A NETWORK FLOW MODEL FOR THE VEHICLE ROUTING PROBLEM WITH TIME WINDOWS AND MULTIPLE ROUTES

The Vehicle Routing Problem (VRP) is a combinatorial optimization problem that has been widely studied in the literature, ever since it was formulated for the first time in (Dantzig and Ramser 1959). It can be seen as a generalization of another well know combinatorial problem, the traveling salesman problem, which can be described as a VRP with one vehicle, no depot, no vehicle capacities and no customer demands. Generally speaking, it is the problem of scheduling a fleet of vehicles to visit a set of customers, to whom they must deliver or collect a demanded quantity of goods. The problem consists of finding the best set of routes, according to a given objective function, such that all operational constraints of the vehicles are respected, and the set of customers is covered.
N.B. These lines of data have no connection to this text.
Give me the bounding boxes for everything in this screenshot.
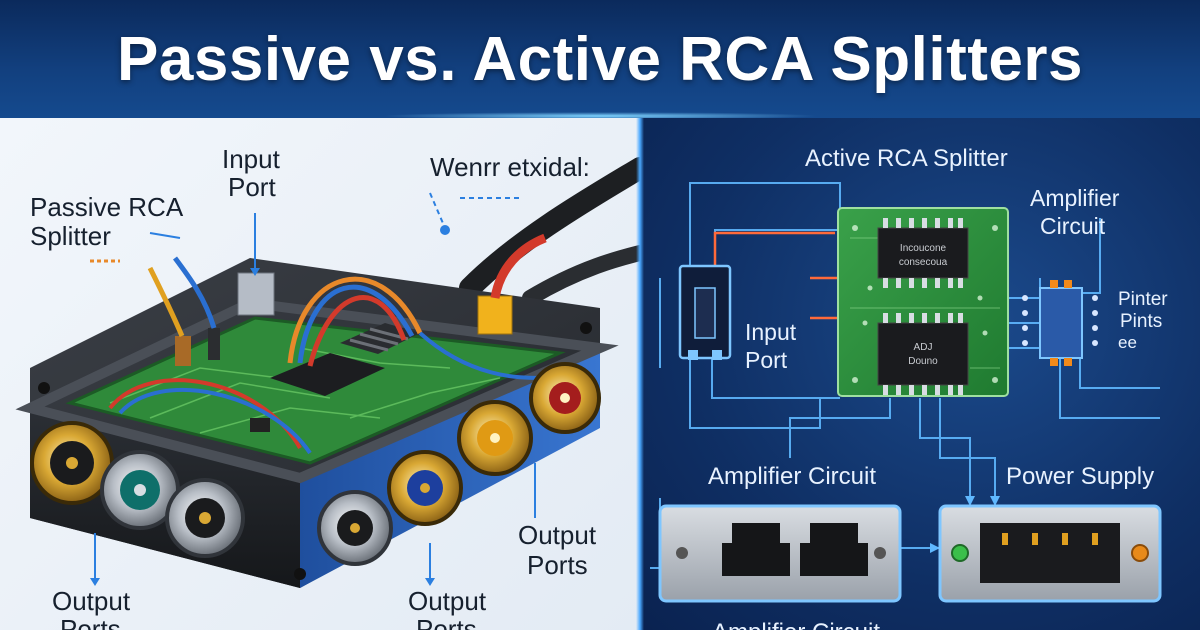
input-port-block [237, 272, 275, 316]
header-glow [380, 112, 820, 120]
small-chip [250, 418, 270, 432]
label-output-mid-2: Ports [416, 614, 477, 630]
rca-jack-gold [30, 421, 114, 505]
cable [459, 157, 640, 299]
wire-blue [297, 284, 415, 364]
label-amplifier-top-1: Amplifier [1030, 185, 1120, 211]
screw [580, 322, 592, 334]
label-output-center-2: Ports [527, 550, 588, 580]
label-wire: Wenrr etxidal: [430, 152, 590, 182]
rca-jack-silver [165, 478, 245, 558]
wire-yellow [147, 266, 185, 337]
power-socket [980, 523, 1120, 583]
label-amplifier-top-2: Circuit [1040, 213, 1106, 239]
chip-top-text-2: consecoua [899, 257, 948, 268]
page-title: Passive vs. Active RCA Splitters [117, 24, 1083, 94]
wire-blue [118, 388, 312, 455]
power-led-green [951, 544, 969, 562]
rca-jack-gold [387, 450, 463, 526]
cable [522, 245, 640, 306]
label-output-left-2: Ports [60, 614, 121, 630]
screw [38, 382, 50, 394]
screw [294, 568, 306, 580]
passive-illustration: Passive RCA Splitter Input Port Wenrr et… [15, 144, 640, 630]
header-banner: Passive vs. Active RCA Splitters [0, 0, 1200, 118]
label-pinter-2: Pints [1120, 311, 1162, 332]
power-led-orange [1131, 544, 1149, 562]
signal-line-red [713, 231, 835, 268]
label-output-center-1: Output [518, 520, 597, 550]
label-amplifier-bottom: Amplifier Circuit [708, 463, 876, 490]
label-power-supply: Power Supply [1006, 463, 1154, 490]
active-panel: Incoucone consecoua ADJ Douno [640, 118, 1200, 630]
label-input-2: Port [745, 347, 788, 373]
ic-chip-bottom [877, 322, 969, 386]
amplifier-chip [1039, 287, 1083, 359]
panel-divider [636, 118, 644, 630]
output-socket [800, 523, 868, 576]
label-input-1: Input [745, 319, 797, 345]
output-socket [722, 523, 790, 576]
active-schematic: Incoucone consecoua ADJ Douno [650, 145, 1168, 630]
wire-orange [287, 276, 423, 364]
wire-red [490, 233, 547, 299]
active-panel-title: Active RCA Splitter [805, 145, 1008, 172]
rca-jack-gold [457, 400, 533, 476]
label-pinter-3: ee [1118, 333, 1137, 352]
label-pinter-1: Pinter [1118, 289, 1168, 310]
capacitor [208, 328, 220, 360]
rca-jack-silver [100, 450, 180, 530]
wire-red [307, 295, 407, 367]
wire-blue [418, 331, 541, 380]
ic-chip-top [877, 227, 969, 279]
chip [270, 353, 385, 396]
label-passive-splitter-1: Passive RCA [30, 192, 184, 222]
chip-bottom-text-2: Douno [908, 356, 938, 367]
rca-jack-silver [317, 490, 393, 566]
rca-jack-gold [529, 362, 601, 434]
label-passive-splitter-2: Splitter [30, 221, 111, 251]
wire-blue [172, 256, 217, 329]
passive-panel: Passive RCA Splitter Input Port Wenrr et… [0, 118, 640, 630]
leader-dot [440, 225, 450, 235]
input-port-jack [694, 287, 716, 339]
label-amplifier-cut: Amplifier Circuit [712, 619, 880, 630]
label-output-left-1: Output [52, 586, 131, 616]
label-output-mid-1: Output [408, 586, 487, 616]
yellow-connector [477, 295, 513, 335]
chip-bottom-text-1: ADJ [914, 342, 933, 353]
capacitor [175, 336, 191, 366]
label-input-2: Port [228, 172, 276, 202]
label-input-1: Input [222, 144, 281, 174]
chip-top-text-1: Incoucone [900, 243, 947, 254]
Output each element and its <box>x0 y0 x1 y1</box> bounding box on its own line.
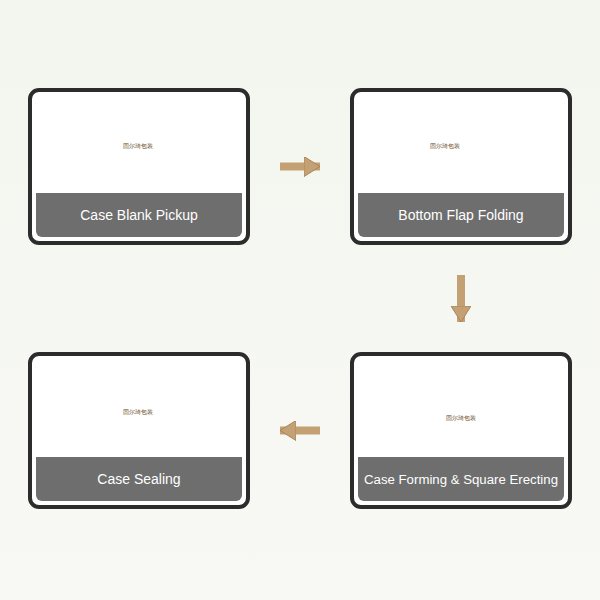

This objective function can be the minimization of all traveling costs, the maximization of the number of served customers, or some combination of these or other factors. The VRP is well-know to be NP-hard, and so are most of its variants. Its solution methods include several heuristic and metaheuristic approaches, as well as some exact methods, mainly based on branch-and-bound techniques. The classical version of the VRP is commonly called the Capacitated Vehicle Routing Problem, as the vehicles in the fleet have limited capacities. There are several variants of this problem. In (Toth and Vigo 2002; Cordeau, J.-F et al. 2007), the authors describe the VRP and some of its main variants.